In new research from Transport Intelligence (Ti), published today, Ti’s original forecast of 2.1% growth in Europe’s road freight has had to be radically revised with the outbreak of Covid-19 and the subsequent social lockdown.

It says the best Europe’s road freight operators could hope for now would be a 4.8% contraction, and in the worst case it could be a 17% contraction, which it described as “far worse than the great recession of 2008/9”.

However, the broad projections also mask significant variations across geographies and verticals.

The big five European markets – Germany, the UK, France, Spain and Italy – are projected to suffer a cumulative decline of 5.6% in the best case, and 21.3% at worst.

The variation largely depends on how long lockdowns continue and their effect on demand.

“The analysis shows that deviation from the expected pathway of recovery could, in extreme circumstances, see more than one-fifth of  the big five’s combined market value erased this year.

“Note, the ‘severe impact’ scenario assumes that, essentially, the lockdown measures introduced during March across much of the region remain in place for much of the year, an increasingly unlikely outcome,” the report says.

Ti previously forecast that the five markets would see a combined growth of 1.4%, but with key industries such as automotive manufacturing effectively shuttered by the pandemic, road freight operators have been subject to wild fluctuations in demand.

The report says this has had “particularly large impacts on the German market, but has also pushed knock-on effects into Central Europe that supply the operations. By the third week in March, production had largely come to standstill”.

It adds: “This will have been serious for the large LTL network providers, as they are heavily reliant on the automotive sector to provide a ‘base-load’ for the network.”

Similarly, the apparel and footwear sector has seen demand drop by more than half across Europe, far more in Italy and Spain, while supply of these products has been hit by sourcing issues in Asia.

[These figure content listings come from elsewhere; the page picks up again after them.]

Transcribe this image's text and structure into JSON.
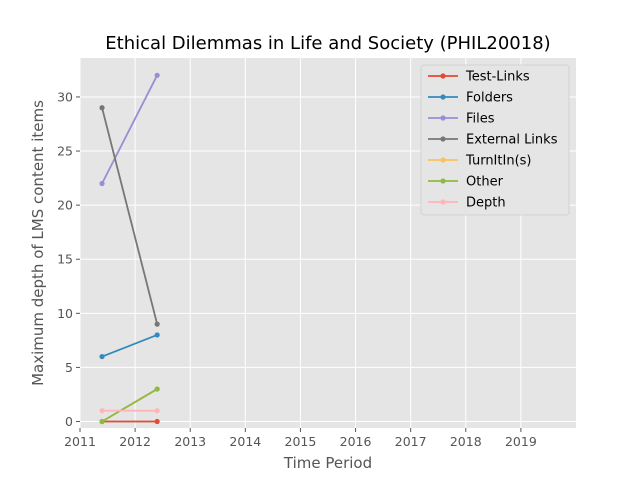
{
  "chart_data": {
    "type": "line",
    "title": "Ethical Dilemmas in Life and Society (PHIL20018)",
    "xlabel": "Time Period",
    "ylabel": "Maximum depth of LMS content items",
    "xlim": [
      2011,
      2020
    ],
    "ylim": [
      -0.6,
      33.6
    ],
    "xticks": [
      2011,
      2012,
      2013,
      2014,
      2015,
      2016,
      2017,
      2018,
      2019
    ],
    "xtick_labels": [
      "2011",
      "2012",
      "2013",
      "2014",
      "2015",
      "2016",
      "2017",
      "2018",
      "2019"
    ],
    "yticks": [
      0,
      5,
      10,
      15,
      20,
      25,
      30
    ],
    "ytick_labels": [
      "0",
      "5",
      "10",
      "15",
      "20",
      "25",
      "30"
    ],
    "grid": true,
    "legend_position": "top-right",
    "x": [
      2011.4,
      2012.4
    ],
    "series": [
      {
        "name": "Test-Links",
        "values": [
          0,
          0
        ],
        "color": "#E24A33"
      },
      {
        "name": "Folders",
        "values": [
          6,
          8
        ],
        "color": "#348ABD"
      },
      {
        "name": "Files",
        "values": [
          22,
          32
        ],
        "color": "#988ED5"
      },
      {
        "name": "External Links",
        "values": [
          29,
          9
        ],
        "color": "#777777"
      },
      {
        "name": "TurnItIn(s)",
        "values": [
          0,
          3
        ],
        "color": "#FBC15E"
      },
      {
        "name": "Other",
        "values": [
          0,
          3
        ],
        "color": "#8EBA42"
      },
      {
        "name": "Depth",
        "values": [
          1,
          1
        ],
        "color": "#FFB5B8"
      }
    ],
    "plot_background": "#E5E5E5",
    "grid_color": "#FFFFFF"
  }
}
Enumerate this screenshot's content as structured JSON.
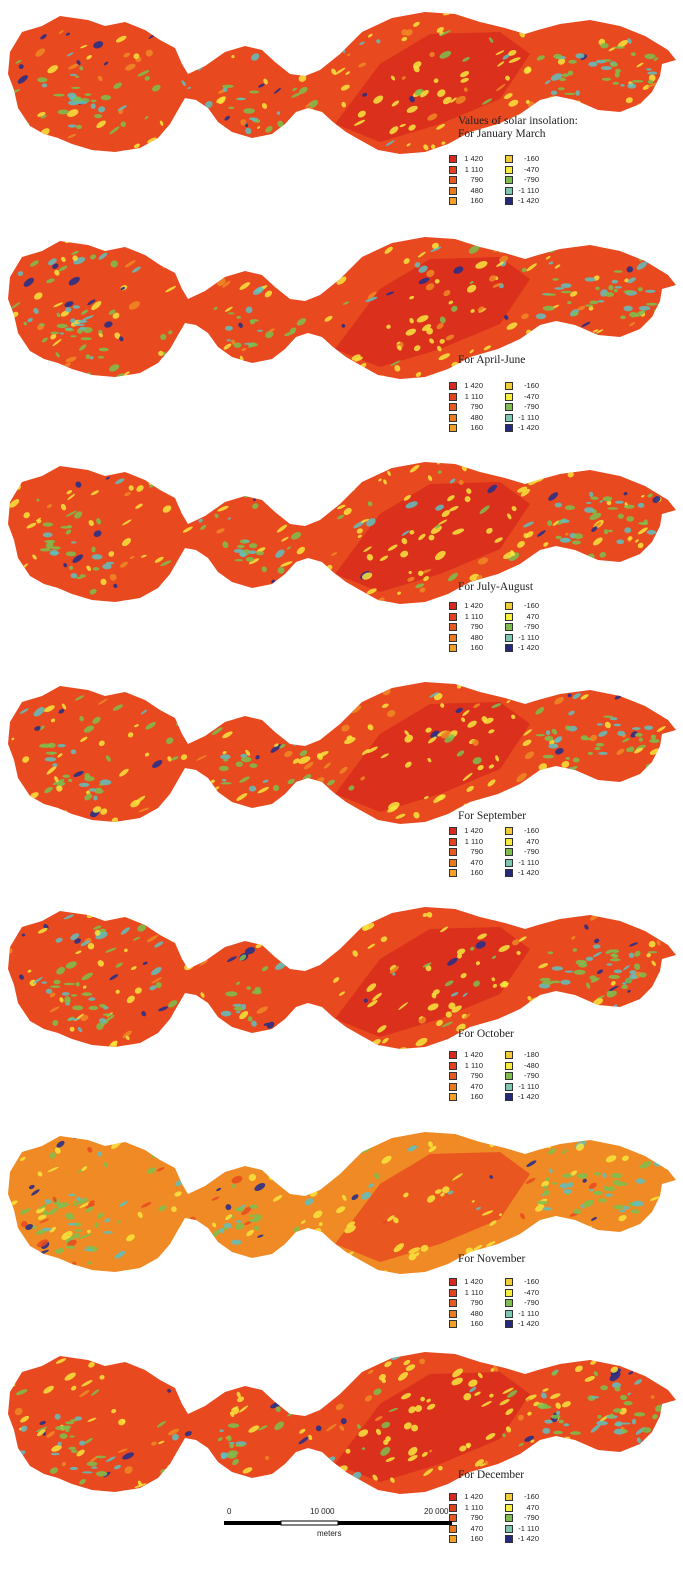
{
  "panels": [
    {
      "title_lines": [
        "Values of solar insolation:",
        "For January March"
      ],
      "legend": {
        "left": [
          "1 420",
          "1 110",
          "790",
          "480",
          "160"
        ],
        "right": [
          "-160",
          "-470",
          "-790",
          "-1 110",
          "-1 420"
        ],
        "left_colors": [
          "#d9291f",
          "#e2421f",
          "#e55a20",
          "#ea7a22",
          "#f2a02a"
        ],
        "right_colors": [
          "#f2cc38",
          "#f7ef40",
          "#7fbd52",
          "#7fc6b2",
          "#26287a"
        ]
      }
    },
    {
      "title_lines": [
        "For April-June"
      ],
      "legend": {
        "left": [
          "1 420",
          "1 110",
          "790",
          "480",
          "160"
        ],
        "right": [
          "-160",
          "-470",
          "-790",
          "-1 110",
          "-1 420"
        ],
        "left_colors": [
          "#d9291f",
          "#e2421f",
          "#e55a20",
          "#ea7a22",
          "#f2a02a"
        ],
        "right_colors": [
          "#f2cc38",
          "#f7ef40",
          "#7fbd52",
          "#7fc6b2",
          "#26287a"
        ]
      }
    },
    {
      "title_lines": [
        "For July-August"
      ],
      "legend": {
        "left": [
          "1 420",
          "1 110",
          "790",
          "480",
          "160"
        ],
        "right": [
          "-160",
          "470",
          "-790",
          "-1 110",
          "-1 420"
        ],
        "left_colors": [
          "#d9291f",
          "#e2421f",
          "#e55a20",
          "#ea7a22",
          "#f2a02a"
        ],
        "right_colors": [
          "#f2cc38",
          "#f7ef40",
          "#7fbd52",
          "#7fc6b2",
          "#26287a"
        ]
      }
    },
    {
      "title_lines": [
        "For September"
      ],
      "legend": {
        "left": [
          "1 420",
          "1 110",
          "790",
          "470",
          "160"
        ],
        "right": [
          "-160",
          "470",
          "-790",
          "-1 110",
          "-1 420"
        ],
        "left_colors": [
          "#d9291f",
          "#e2421f",
          "#e55a20",
          "#ea7a22",
          "#f2a02a"
        ],
        "right_colors": [
          "#f2cc38",
          "#f7ef40",
          "#7fbd52",
          "#7fc6b2",
          "#26287a"
        ]
      }
    },
    {
      "title_lines": [
        "For October"
      ],
      "legend": {
        "left": [
          "1 420",
          "1 110",
          "790",
          "470",
          "160"
        ],
        "right": [
          "-180",
          "-480",
          "-790",
          "-1 110",
          "-1 420"
        ],
        "left_colors": [
          "#d9291f",
          "#e2421f",
          "#e55a20",
          "#ea7a22",
          "#f2a02a"
        ],
        "right_colors": [
          "#f2cc38",
          "#f7ef40",
          "#7fbd52",
          "#7fc6b2",
          "#26287a"
        ]
      }
    },
    {
      "title_lines": [
        "For November"
      ],
      "legend": {
        "left": [
          "1 420",
          "1 110",
          "790",
          "480",
          "160"
        ],
        "right": [
          "-160",
          "-470",
          "-790",
          "-1 110",
          "-1 420"
        ],
        "left_colors": [
          "#d9291f",
          "#e2421f",
          "#e55a20",
          "#ea7a22",
          "#f2a02a"
        ],
        "right_colors": [
          "#f2cc38",
          "#f7ef40",
          "#7fbd52",
          "#7fc6b2",
          "#26287a"
        ]
      }
    },
    {
      "title_lines": [
        "For December"
      ],
      "legend": {
        "left": [
          "1 420",
          "1 110",
          "790",
          "470",
          "160"
        ],
        "right": [
          "-160",
          "470",
          "-790",
          "-1 110",
          "-1 420"
        ],
        "left_colors": [
          "#d9291f",
          "#e2421f",
          "#e55a20",
          "#ea7a22",
          "#f2a02a"
        ],
        "right_colors": [
          "#f2cc38",
          "#f7ef40",
          "#7fbd52",
          "#7fc6b2",
          "#26287a"
        ]
      }
    }
  ],
  "map_palette": {
    "base": "#e8491f",
    "dark_red": "#d62a1c",
    "orange": "#ef8a24",
    "yellow": "#f7e53c",
    "green": "#7dbf4f",
    "cyan": "#5fc0bf",
    "navy": "#2b2f86"
  },
  "scale_bar": {
    "ticks": [
      "0",
      "10 000",
      "20 000"
    ],
    "unit": "meters"
  }
}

And even the grocery distribution sector, the focus of so much attention in the early days of lockdown, is beset by considerable uncertainty, and “has varied from economy to economy as the Covid-19 crisis has developed, with the UK and the Netherlands in particular, seeing ‘panic-buying’.

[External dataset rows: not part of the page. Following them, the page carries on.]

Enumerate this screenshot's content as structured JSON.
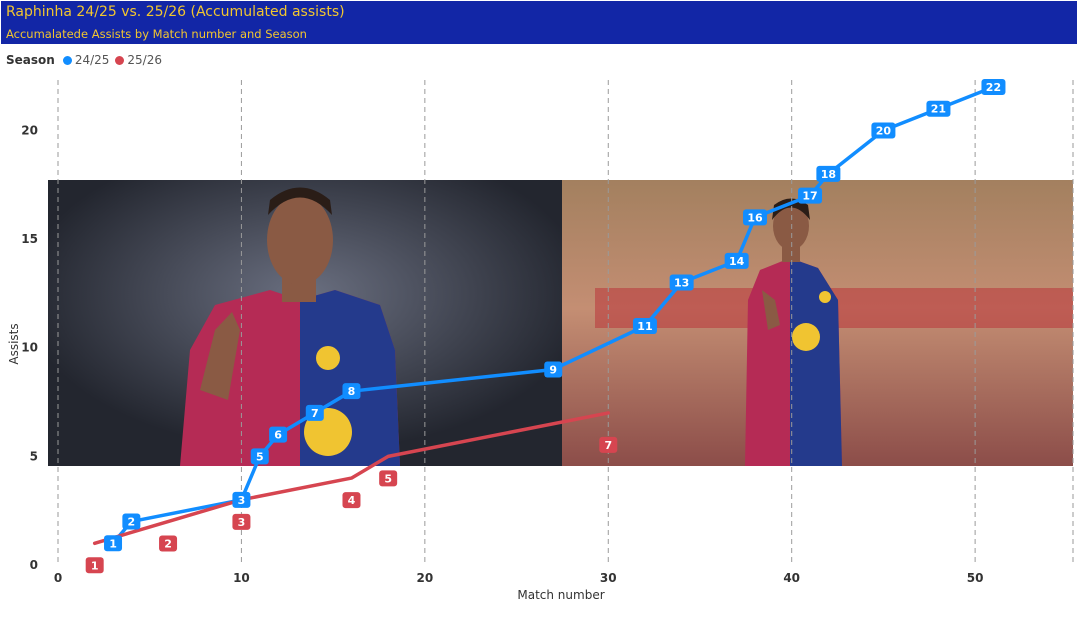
{
  "header": {
    "title": "Raphinha 24/25 vs. 25/26 (Accumulated assists)",
    "subtitle": "Accumalatede Assists by Match number and Season"
  },
  "legend": {
    "title": "Season",
    "items": [
      {
        "label": "24/25",
        "color": "#118dff"
      },
      {
        "label": "25/26",
        "color": "#d64550"
      }
    ]
  },
  "chart_data": {
    "type": "line",
    "title": "Raphinha 24/25 vs. 25/26 (Accumulated assists)",
    "subtitle": "Accumalatede Assists by Match number and Season",
    "xlabel": "Match number",
    "ylabel": "Assists",
    "xlim": [
      0,
      55.5
    ],
    "ylim": [
      0,
      22
    ],
    "xticks": [
      0,
      10,
      20,
      30,
      40,
      50
    ],
    "yticks": [
      0,
      5,
      10,
      15,
      20
    ],
    "grid": "vertical dashed",
    "legend_position": "top-left",
    "background_images": [
      "player-photo-left",
      "player-photo-right"
    ],
    "series": [
      {
        "name": "24/25",
        "color": "#118dff",
        "x": [
          3,
          4,
          10,
          11,
          12,
          14,
          16,
          27,
          32,
          34,
          37,
          38,
          41,
          42,
          45,
          48,
          51
        ],
        "y": [
          1,
          2,
          3,
          5,
          6,
          7,
          8,
          9,
          11,
          13,
          14,
          16,
          17,
          18,
          20,
          21,
          22
        ]
      },
      {
        "name": "25/26",
        "color": "#d64550",
        "x": [
          2,
          6,
          10,
          16,
          18,
          30
        ],
        "y": [
          1,
          2,
          3,
          4,
          5,
          7
        ]
      }
    ]
  }
}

“The situation in France, Italy and Spain has swung from panic buying to collapse very rapidly, with falls in demand and violent changes in the behaviour of the supply chain, often due to disruption in accessing supply,” says the report.

“The question here is, how effective has been the redeployment of capacity from other market segments into grocery?”

As economies begin to emerge from the emergency phase of the pandemic, Ti predicts, grocery demand could collapse, while “prices jump in other areas such as consumer durables or clothing as the market recovers rapidly and retailers look to replenish stock”.